A novel bipolar phthalocyanine-based composite cathode for advanced Zn-organic batteries

Abstract

Redox-active conjugated microporous polymers (CMPs) combine the advantages of environmental benignity and tunable molecular architectures, offering great potential for advanced zinc-organic batteries (ZOBs). However, their intrinsic low electrical conductivity often results in suboptimal utilization of active sites and consequently, limited specific capacity. Here, a composite material—CuPc-DPTZ-CMPs/CNT composite—was successfully synthesized via a facile solvothermal approach using (tetraamino-phthalocyaninato)copper(II) (CuPc(NH₂)₄), 3,7-dibromo-10H-phenothiazine (DPTZ), and carbon nanotubes (CNTs).

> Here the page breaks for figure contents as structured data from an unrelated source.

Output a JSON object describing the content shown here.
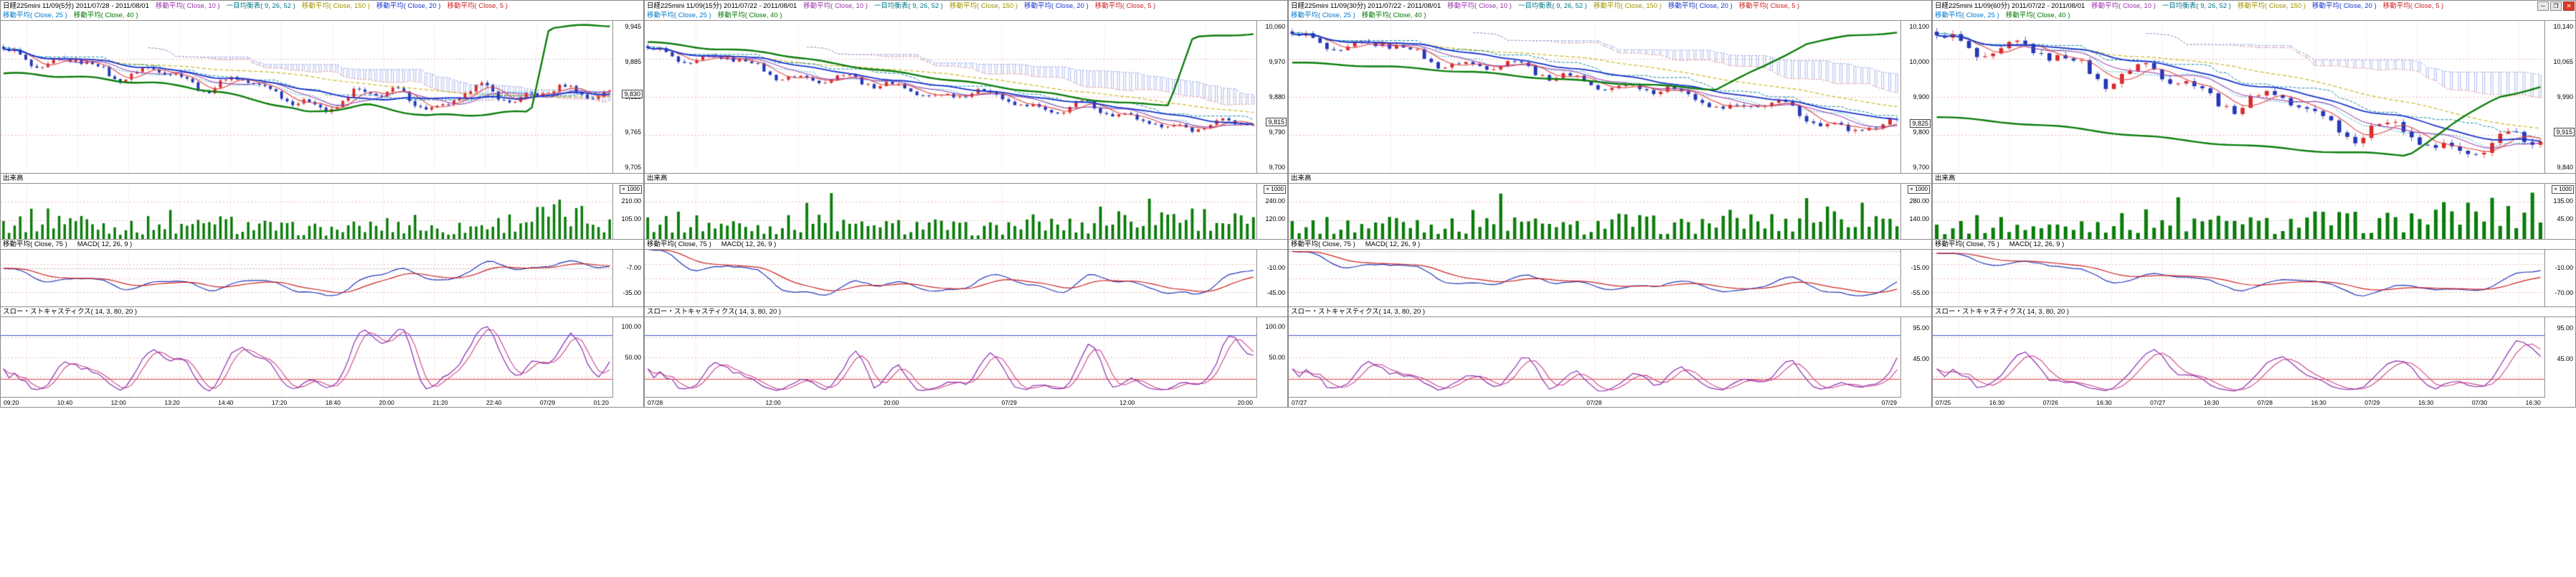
{
  "window_controls": {
    "minimize": "─",
    "restore": "❐",
    "close": "✕"
  },
  "colors": {
    "candle_up": "#d92b2b",
    "candle_down": "#2438b8",
    "ma_fast": "#e04444",
    "ma_mid": "#1a35cc",
    "ma_purple": "#9933aa",
    "ma_slow": "#c9b920",
    "ichimoku1": "#00a0b8",
    "ichimoku2": "#0080a0",
    "cloud_bull": "#e07878",
    "cloud_bear": "#7888dd",
    "overlay_green": "#0b7d0b",
    "volume_bar": "#0b7d0b",
    "macd_line": "#2438b8",
    "macd_signal": "#cc2222",
    "stoch_k": "#8a2fb0",
    "stoch_d": "#cc4488",
    "stoch_upper": "#4455dd",
    "stoch_lower": "#dd4444",
    "grid": "#e9b6b6"
  },
  "panels": [
    {
      "title": "日経225mini 11/09(5分) 2011/07/28 - 2011/08/01",
      "header1": [
        {
          "text": "日経225mini 11/09(5分) 2011/07/28 - 2011/08/01",
          "color": "#000000"
        },
        {
          "text": "移動平均( Close, 10 )",
          "color": "#9933aa"
        },
        {
          "text": "一目均衡表( 9, 26, 52 )",
          "color": "#007788"
        },
        {
          "text": "移動平均( Close, 150 )",
          "color": "#a09500"
        },
        {
          "text": "移動平均( Close, 20 )",
          "color": "#1a35cc"
        },
        {
          "text": "移動平均( Close, 5 )",
          "color": "#cc2222"
        }
      ],
      "header2": [
        {
          "text": "移動平均( Close, 25 )",
          "color": "#0077cc"
        },
        {
          "text": "移動平均( Close, 40 )",
          "color": "#007700"
        }
      ],
      "price_axis": [
        {
          "text": "9,945",
          "f": 0
        },
        {
          "text": "9,885",
          "f": 0.25
        },
        {
          "text": "9,825",
          "f": 0.5
        },
        {
          "text": "9,765",
          "f": 0.75
        },
        {
          "text": "9,705",
          "f": 1
        }
      ],
      "last_price": {
        "text": "9,830",
        "f": 0.48
      },
      "volume_label": "出来高",
      "volume_unit": "× 1000",
      "volume_axis": [
        {
          "text": "210.00",
          "f": 0.3
        },
        {
          "text": "105.00",
          "f": 0.65
        }
      ],
      "macd_label": [
        {
          "text": "移動平均( Close, 75 )",
          "color": "#000000"
        },
        {
          "text": "MACD( 12, 26, 9 )",
          "color": "#000000"
        }
      ],
      "macd_axis": [
        {
          "text": "-7.00",
          "f": 0.3
        },
        {
          "text": "-35.00",
          "f": 0.78
        }
      ],
      "stoch_label": "スロー・ストキャスティクス( 14, 3, 80, 20 )",
      "stoch_axis": [
        {
          "text": "100.00",
          "f": 0.08
        },
        {
          "text": "50.00",
          "f": 0.5
        }
      ],
      "times": [
        "09:20",
        "10:40",
        "12:00",
        "13:20",
        "14:40",
        "17:20",
        "18:40",
        "20:00",
        "21:20",
        "22:40",
        "07/29",
        "01:20"
      ]
    },
    {
      "title": "日経225mini 11/09(15分) 2011/07/22 - 2011/08/01",
      "header1": [
        {
          "text": "日経225mini 11/09(15分) 2011/07/22 - 2011/08/01",
          "color": "#000000"
        },
        {
          "text": "移動平均( Close, 10 )",
          "color": "#9933aa"
        },
        {
          "text": "一目均衡表( 9, 26, 52 )",
          "color": "#007788"
        },
        {
          "text": "移動平均( Close, 150 )",
          "color": "#a09500"
        },
        {
          "text": "移動平均( Close, 20 )",
          "color": "#1a35cc"
        },
        {
          "text": "移動平均( Close, 5 )",
          "color": "#cc2222"
        }
      ],
      "header2": [
        {
          "text": "移動平均( Close, 25 )",
          "color": "#0077cc"
        },
        {
          "text": "移動平均( Close, 40 )",
          "color": "#007700"
        }
      ],
      "price_axis": [
        {
          "text": "10,060",
          "f": 0
        },
        {
          "text": "9,970",
          "f": 0.25
        },
        {
          "text": "9,880",
          "f": 0.5
        },
        {
          "text": "9,790",
          "f": 0.75
        },
        {
          "text": "9,700",
          "f": 1
        }
      ],
      "last_price": {
        "text": "9,815",
        "f": 0.68
      },
      "volume_label": "出来高",
      "volume_unit": "× 1000",
      "volume_axis": [
        {
          "text": "240.00",
          "f": 0.3
        },
        {
          "text": "120.00",
          "f": 0.65
        }
      ],
      "macd_label": [
        {
          "text": "移動平均( Close, 75 )",
          "color": "#000000"
        },
        {
          "text": "MACD( 12, 26, 9 )",
          "color": "#000000"
        }
      ],
      "macd_axis": [
        {
          "text": "-10.00",
          "f": 0.3
        },
        {
          "text": "-45.00",
          "f": 0.78
        }
      ],
      "stoch_label": "スロー・ストキャスティクス( 14, 3, 80, 20 )",
      "stoch_axis": [
        {
          "text": "100.00",
          "f": 0.08
        },
        {
          "text": "50.00",
          "f": 0.5
        }
      ],
      "times": [
        "07/28",
        "12:00",
        "20:00",
        "07/29",
        "12:00",
        "20:00"
      ]
    },
    {
      "title": "日経225mini 11/09(30分) 2011/07/22 - 2011/08/01",
      "header1": [
        {
          "text": "日経225mini 11/09(30分) 2011/07/22 - 2011/08/01",
          "color": "#000000"
        },
        {
          "text": "移動平均( Close, 10 )",
          "color": "#9933aa"
        },
        {
          "text": "一目均衡表( 9, 26, 52 )",
          "color": "#007788"
        },
        {
          "text": "移動平均( Close, 150 )",
          "color": "#a09500"
        },
        {
          "text": "移動平均( Close, 20 )",
          "color": "#1a35cc"
        },
        {
          "text": "移動平均( Close, 5 )",
          "color": "#cc2222"
        }
      ],
      "header2": [
        {
          "text": "移動平均( Close, 25 )",
          "color": "#0077cc"
        },
        {
          "text": "移動平均( Close, 40 )",
          "color": "#007700"
        }
      ],
      "price_axis": [
        {
          "text": "10,100",
          "f": 0
        },
        {
          "text": "10,000",
          "f": 0.25
        },
        {
          "text": "9,900",
          "f": 0.5
        },
        {
          "text": "9,800",
          "f": 0.75
        },
        {
          "text": "9,700",
          "f": 1
        }
      ],
      "last_price": {
        "text": "9,825",
        "f": 0.69
      },
      "volume_label": "出来高",
      "volume_unit": "× 1000",
      "volume_axis": [
        {
          "text": "280.00",
          "f": 0.3
        },
        {
          "text": "140.00",
          "f": 0.65
        }
      ],
      "macd_label": [
        {
          "text": "移動平均( Close, 75 )",
          "color": "#000000"
        },
        {
          "text": "MACD( 12, 26, 9 )",
          "color": "#000000"
        }
      ],
      "macd_axis": [
        {
          "text": "-15.00",
          "f": 0.3
        },
        {
          "text": "-55.00",
          "f": 0.78
        }
      ],
      "stoch_label": "スロー・ストキャスティクス( 14, 3, 80, 20 )",
      "stoch_axis": [
        {
          "text": "95.00",
          "f": 0.1
        },
        {
          "text": "45.00",
          "f": 0.52
        }
      ],
      "times": [
        "07/27",
        "07/28",
        "07/29"
      ]
    },
    {
      "title": "日経225mini 11/09(60分) 2011/07/22 - 2011/08/01",
      "header1": [
        {
          "text": "日経225mini 11/09(60分) 2011/07/22 - 2011/08/01",
          "color": "#000000"
        },
        {
          "text": "移動平均( Close, 10 )",
          "color": "#9933aa"
        },
        {
          "text": "一目均衡表( 9, 26, 52 )",
          "color": "#007788"
        },
        {
          "text": "移動平均( Close, 150 )",
          "color": "#a09500"
        },
        {
          "text": "移動平均( Close, 20 )",
          "color": "#1a35cc"
        },
        {
          "text": "移動平均( Close, 5 )",
          "color": "#cc2222"
        }
      ],
      "header2": [
        {
          "text": "移動平均( Close, 25 )",
          "color": "#0077cc"
        },
        {
          "text": "移動平均( Close, 40 )",
          "color": "#007700"
        }
      ],
      "price_axis": [
        {
          "text": "10,140",
          "f": 0
        },
        {
          "text": "10,065",
          "f": 0.25
        },
        {
          "text": "9,990",
          "f": 0.5
        },
        {
          "text": "9,915",
          "f": 0.75
        },
        {
          "text": "9,840",
          "f": 1
        }
      ],
      "last_price": {
        "text": "9,915",
        "f": 0.75
      },
      "volume_label": "出来高",
      "volume_unit": "× 1000",
      "volume_axis": [
        {
          "text": "135.00",
          "f": 0.3
        },
        {
          "text": "45.00",
          "f": 0.65
        }
      ],
      "macd_label": [
        {
          "text": "移動平均( Close, 75 )",
          "color": "#000000"
        },
        {
          "text": "MACD( 12, 26, 9 )",
          "color": "#000000"
        }
      ],
      "macd_axis": [
        {
          "text": "-10.00",
          "f": 0.3
        },
        {
          "text": "-70.00",
          "f": 0.78
        }
      ],
      "stoch_label": "スロー・ストキャスティクス( 14, 3, 80, 20 )",
      "stoch_axis": [
        {
          "text": "95.00",
          "f": 0.1
        },
        {
          "text": "45.00",
          "f": 0.52
        }
      ],
      "times": [
        "07/25",
        "16:30",
        "07/26",
        "16:30",
        "07/27",
        "16:30",
        "07/28",
        "16:30",
        "07/29",
        "16:30",
        "07/30",
        "16:30"
      ]
    }
  ],
  "chart_data": [
    {
      "panel": "日経225mini 11/09 5分足",
      "type": "candlestick",
      "bars": 110,
      "wiggle": 6,
      "price_range": [
        9705,
        9945
      ],
      "price_anchors": [
        [
          0,
          9895
        ],
        [
          0.06,
          9875
        ],
        [
          0.12,
          9885
        ],
        [
          0.18,
          9858
        ],
        [
          0.26,
          9868
        ],
        [
          0.33,
          9840
        ],
        [
          0.4,
          9852
        ],
        [
          0.47,
          9825
        ],
        [
          0.53,
          9800
        ],
        [
          0.58,
          9835
        ],
        [
          0.65,
          9828
        ],
        [
          0.72,
          9805
        ],
        [
          0.78,
          9840
        ],
        [
          0.85,
          9820
        ],
        [
          0.92,
          9838
        ],
        [
          1,
          9828
        ]
      ],
      "green_anchors": [
        [
          0,
          9862
        ],
        [
          0.1,
          9858
        ],
        [
          0.2,
          9850
        ],
        [
          0.3,
          9842
        ],
        [
          0.42,
          9820
        ],
        [
          0.5,
          9800
        ],
        [
          0.6,
          9812
        ],
        [
          0.7,
          9795
        ],
        [
          0.8,
          9798
        ],
        [
          0.87,
          9802
        ],
        [
          0.9,
          9935
        ],
        [
          1,
          9938
        ]
      ],
      "vol_anchors": [
        0.5,
        0.7,
        0.4,
        0.3,
        0.5,
        0.35,
        0.3,
        0.45,
        0.3,
        0.5,
        0.8,
        0.6
      ],
      "indicators": {
        "moving_averages": [
          5,
          10,
          20,
          25,
          40,
          150
        ],
        "ichimoku": [
          9,
          26,
          52
        ],
        "macd": [
          12,
          26,
          9
        ],
        "stochastic": [
          14,
          3,
          80,
          20
        ]
      }
    },
    {
      "panel": "日経225mini 11/09 15分足",
      "type": "candlestick",
      "bars": 100,
      "wiggle": 8,
      "price_range": [
        9700,
        10060
      ],
      "price_anchors": [
        [
          0,
          9988
        ],
        [
          0.07,
          9965
        ],
        [
          0.13,
          9975
        ],
        [
          0.2,
          9940
        ],
        [
          0.27,
          9915
        ],
        [
          0.33,
          9930
        ],
        [
          0.4,
          9905
        ],
        [
          0.47,
          9880
        ],
        [
          0.53,
          9895
        ],
        [
          0.6,
          9870
        ],
        [
          0.67,
          9845
        ],
        [
          0.73,
          9860
        ],
        [
          0.8,
          9830
        ],
        [
          0.87,
          9800
        ],
        [
          0.93,
          9820
        ],
        [
          1,
          9815
        ]
      ],
      "green_anchors": [
        [
          0,
          10010
        ],
        [
          0.1,
          9995
        ],
        [
          0.2,
          9985
        ],
        [
          0.3,
          9960
        ],
        [
          0.4,
          9940
        ],
        [
          0.5,
          9920
        ],
        [
          0.6,
          9900
        ],
        [
          0.7,
          9880
        ],
        [
          0.78,
          9865
        ],
        [
          0.86,
          9862
        ],
        [
          0.9,
          10020
        ],
        [
          1,
          10030
        ]
      ],
      "vol_anchors": [
        0.6,
        0.5,
        0.4,
        0.55,
        0.35,
        0.45,
        0.3,
        0.5,
        0.4,
        0.9,
        0.7,
        0.5
      ],
      "indicators": {
        "moving_averages": [
          5,
          10,
          20,
          25,
          40,
          150
        ],
        "ichimoku": [
          9,
          26,
          52
        ],
        "macd": [
          12,
          26,
          9
        ],
        "stochastic": [
          14,
          3,
          80,
          20
        ]
      }
    },
    {
      "panel": "日経225mini 11/09 30分足",
      "type": "candlestick",
      "bars": 88,
      "wiggle": 11,
      "price_range": [
        9700,
        10100
      ],
      "price_anchors": [
        [
          0,
          10055
        ],
        [
          0.08,
          10030
        ],
        [
          0.15,
          10040
        ],
        [
          0.22,
          10005
        ],
        [
          0.3,
          9975
        ],
        [
          0.37,
          9990
        ],
        [
          0.45,
          9950
        ],
        [
          0.52,
          9920
        ],
        [
          0.58,
          9935
        ],
        [
          0.65,
          9900
        ],
        [
          0.72,
          9870
        ],
        [
          0.78,
          9885
        ],
        [
          0.85,
          9850
        ],
        [
          0.92,
          9810
        ],
        [
          1,
          9825
        ]
      ],
      "green_anchors": [
        [
          0,
          9990
        ],
        [
          0.15,
          9980
        ],
        [
          0.3,
          9965
        ],
        [
          0.45,
          9945
        ],
        [
          0.6,
          9930
        ],
        [
          0.7,
          9920
        ],
        [
          0.78,
          9980
        ],
        [
          0.85,
          10040
        ],
        [
          0.92,
          10060
        ],
        [
          1,
          10070
        ]
      ],
      "vol_anchors": [
        0.5,
        0.4,
        0.6,
        0.4,
        0.5,
        0.35,
        0.55,
        0.4,
        0.6,
        0.5,
        0.9,
        0.6
      ],
      "indicators": {
        "moving_averages": [
          5,
          10,
          20,
          25,
          40,
          150
        ],
        "ichimoku": [
          9,
          26,
          52
        ],
        "macd": [
          12,
          26,
          9
        ],
        "stochastic": [
          14,
          3,
          80,
          20
        ]
      }
    },
    {
      "panel": "日経225mini 11/09 60分足",
      "type": "candlestick",
      "bars": 76,
      "wiggle": 12,
      "price_range": [
        9840,
        10140
      ],
      "price_anchors": [
        [
          0,
          10100
        ],
        [
          0.07,
          10080
        ],
        [
          0.14,
          10090
        ],
        [
          0.21,
          10060
        ],
        [
          0.28,
          10030
        ],
        [
          0.35,
          10045
        ],
        [
          0.42,
          10010
        ],
        [
          0.5,
          9975
        ],
        [
          0.57,
          9990
        ],
        [
          0.64,
          9950
        ],
        [
          0.7,
          9915
        ],
        [
          0.76,
          9930
        ],
        [
          0.82,
          9895
        ],
        [
          0.88,
          9882
        ],
        [
          0.93,
          9895
        ],
        [
          1,
          9915
        ]
      ],
      "green_anchors": [
        [
          0,
          9950
        ],
        [
          0.12,
          9940
        ],
        [
          0.25,
          9925
        ],
        [
          0.4,
          9905
        ],
        [
          0.55,
          9890
        ],
        [
          0.68,
          9880
        ],
        [
          0.78,
          9875
        ],
        [
          0.86,
          9940
        ],
        [
          0.93,
          9990
        ],
        [
          1,
          10010
        ]
      ],
      "vol_anchors": [
        0.4,
        0.5,
        0.35,
        0.6,
        0.4,
        0.5,
        0.45,
        0.6,
        0.5,
        0.7,
        0.9,
        0.7
      ],
      "indicators": {
        "moving_averages": [
          5,
          10,
          20,
          25,
          40,
          150
        ],
        "ichimoku": [
          9,
          26,
          52
        ],
        "macd": [
          12,
          26,
          9
        ],
        "stochastic": [
          14,
          3,
          80,
          20
        ]
      }
    }
  ]
}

By integrating n-type CN and p-type -S- and –NH– redox-active centers within a bipolar CuPc-DPTZ CMP framework and leveraging the high electrical conductivity of CNTs, the resulting composite enables efficient multielectron redox reactions. When employed as a cathode in ZOBs, the CuPc-DPTZ-CMPs/CNT composite delivers exceptional electrochemical performance. The assembled Zn//CuPc-DPTZ-CMPs/CNT composite battery achieves a high specific capacity of 155 mAh g⁻¹ at a current density of 0.4 A g⁻¹, with an average discharge voltage of 1.16 V, surpassing the performance of all previously reported bipolar ZOBs. Moreover, the battery exhibits excellent cycling stability, retaining 85% of its initial capacity after 5000 cycles at a high current density of 10 A g⁻¹. This work broadens the chemical scope of multi-electron redox-active bipolar organic materials, advancing their application in state-of-the-art ZOBs.